Magnus had yet to see the desperation and darkness in these foreign lands. Gunther could list the places.

Paris, for instance.


Paris was where they got their wines, because the wine made around Paris was cheaper than that in Italy. It was also where some cloth came from, but not the perfumes. Those were bought in Venice, from the Byzantine traders.

And while Magnus worked, Gunther would sneak away and wander.

The things he saw.

La sang et le vin ont le même couler, les filles de joie dansent avec les voleurs, mendiants et brigands dansent la même danse, puisque nous sommes tous des gibiers de potence.
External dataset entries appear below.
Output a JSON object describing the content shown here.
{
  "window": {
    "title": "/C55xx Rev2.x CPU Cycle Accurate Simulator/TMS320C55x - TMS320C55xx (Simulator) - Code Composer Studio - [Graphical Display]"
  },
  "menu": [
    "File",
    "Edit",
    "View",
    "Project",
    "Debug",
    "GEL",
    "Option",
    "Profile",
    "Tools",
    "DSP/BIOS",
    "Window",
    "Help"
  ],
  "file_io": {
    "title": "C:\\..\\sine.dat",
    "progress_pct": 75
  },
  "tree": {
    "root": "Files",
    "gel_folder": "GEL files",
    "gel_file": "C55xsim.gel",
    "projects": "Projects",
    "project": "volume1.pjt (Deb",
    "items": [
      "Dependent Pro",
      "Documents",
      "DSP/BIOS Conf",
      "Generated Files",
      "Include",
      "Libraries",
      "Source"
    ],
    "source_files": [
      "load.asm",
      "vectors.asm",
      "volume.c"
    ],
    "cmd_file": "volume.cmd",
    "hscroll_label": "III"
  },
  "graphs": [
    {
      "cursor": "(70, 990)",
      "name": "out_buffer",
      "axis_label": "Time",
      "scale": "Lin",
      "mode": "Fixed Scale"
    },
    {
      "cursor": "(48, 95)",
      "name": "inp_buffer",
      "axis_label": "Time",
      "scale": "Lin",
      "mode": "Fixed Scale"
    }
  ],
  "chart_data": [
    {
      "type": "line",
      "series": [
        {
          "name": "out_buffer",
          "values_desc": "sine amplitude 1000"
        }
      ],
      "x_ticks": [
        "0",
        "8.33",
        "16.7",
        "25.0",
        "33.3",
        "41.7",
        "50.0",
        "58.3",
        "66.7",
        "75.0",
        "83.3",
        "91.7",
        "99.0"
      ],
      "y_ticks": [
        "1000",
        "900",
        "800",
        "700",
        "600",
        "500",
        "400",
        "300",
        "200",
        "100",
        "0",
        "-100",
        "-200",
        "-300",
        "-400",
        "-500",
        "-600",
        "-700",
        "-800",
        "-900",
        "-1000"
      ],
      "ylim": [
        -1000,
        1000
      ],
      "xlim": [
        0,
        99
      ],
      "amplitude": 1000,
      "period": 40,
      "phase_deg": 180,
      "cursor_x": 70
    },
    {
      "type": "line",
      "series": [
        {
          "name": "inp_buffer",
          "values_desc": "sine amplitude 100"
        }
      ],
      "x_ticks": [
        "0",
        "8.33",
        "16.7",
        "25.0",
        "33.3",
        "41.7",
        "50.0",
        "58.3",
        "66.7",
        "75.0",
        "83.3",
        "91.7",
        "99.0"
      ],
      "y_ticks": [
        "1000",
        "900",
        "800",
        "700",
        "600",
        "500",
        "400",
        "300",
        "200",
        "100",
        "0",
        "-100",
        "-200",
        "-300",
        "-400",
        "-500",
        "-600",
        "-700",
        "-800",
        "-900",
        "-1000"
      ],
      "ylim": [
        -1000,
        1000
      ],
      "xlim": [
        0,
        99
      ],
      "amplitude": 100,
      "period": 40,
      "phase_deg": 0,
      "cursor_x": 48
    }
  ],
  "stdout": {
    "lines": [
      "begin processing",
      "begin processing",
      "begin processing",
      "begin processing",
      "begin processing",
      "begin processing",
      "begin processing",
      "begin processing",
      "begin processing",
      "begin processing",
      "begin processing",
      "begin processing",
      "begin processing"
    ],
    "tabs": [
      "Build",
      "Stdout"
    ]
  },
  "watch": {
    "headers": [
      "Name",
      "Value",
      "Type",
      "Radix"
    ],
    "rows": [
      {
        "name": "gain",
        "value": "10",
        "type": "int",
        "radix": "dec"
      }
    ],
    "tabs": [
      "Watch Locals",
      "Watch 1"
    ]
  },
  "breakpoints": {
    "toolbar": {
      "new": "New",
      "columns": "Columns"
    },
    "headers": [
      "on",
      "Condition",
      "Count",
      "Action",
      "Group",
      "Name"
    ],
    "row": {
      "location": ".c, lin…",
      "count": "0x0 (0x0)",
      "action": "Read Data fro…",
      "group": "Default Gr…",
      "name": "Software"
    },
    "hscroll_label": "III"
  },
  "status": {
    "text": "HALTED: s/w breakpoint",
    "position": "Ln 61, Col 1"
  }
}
He saw mothers holding their children and hushing them as they screamed and cried for lack of food, he saw prostitutes sitting together, tired and defeated, not even trying for customers.

He saw thieves staring at him, deciding if he was worth it. But he had a dagger and a small sword beside him, and they didn't want to provoke him into hurting them. They weren't that stupid.

At least, that was what he saw at first.

Then, his red doublet made them angry, red was expensive. Red meant he was rich. A rich boy, come to laugh at their pain! How dare he? How dare he?

Then, he would have to defend himself against those who stood to knock him down. Then, even the smallest children hated him.

That was the thing. There was a distinct difference between Then and Now.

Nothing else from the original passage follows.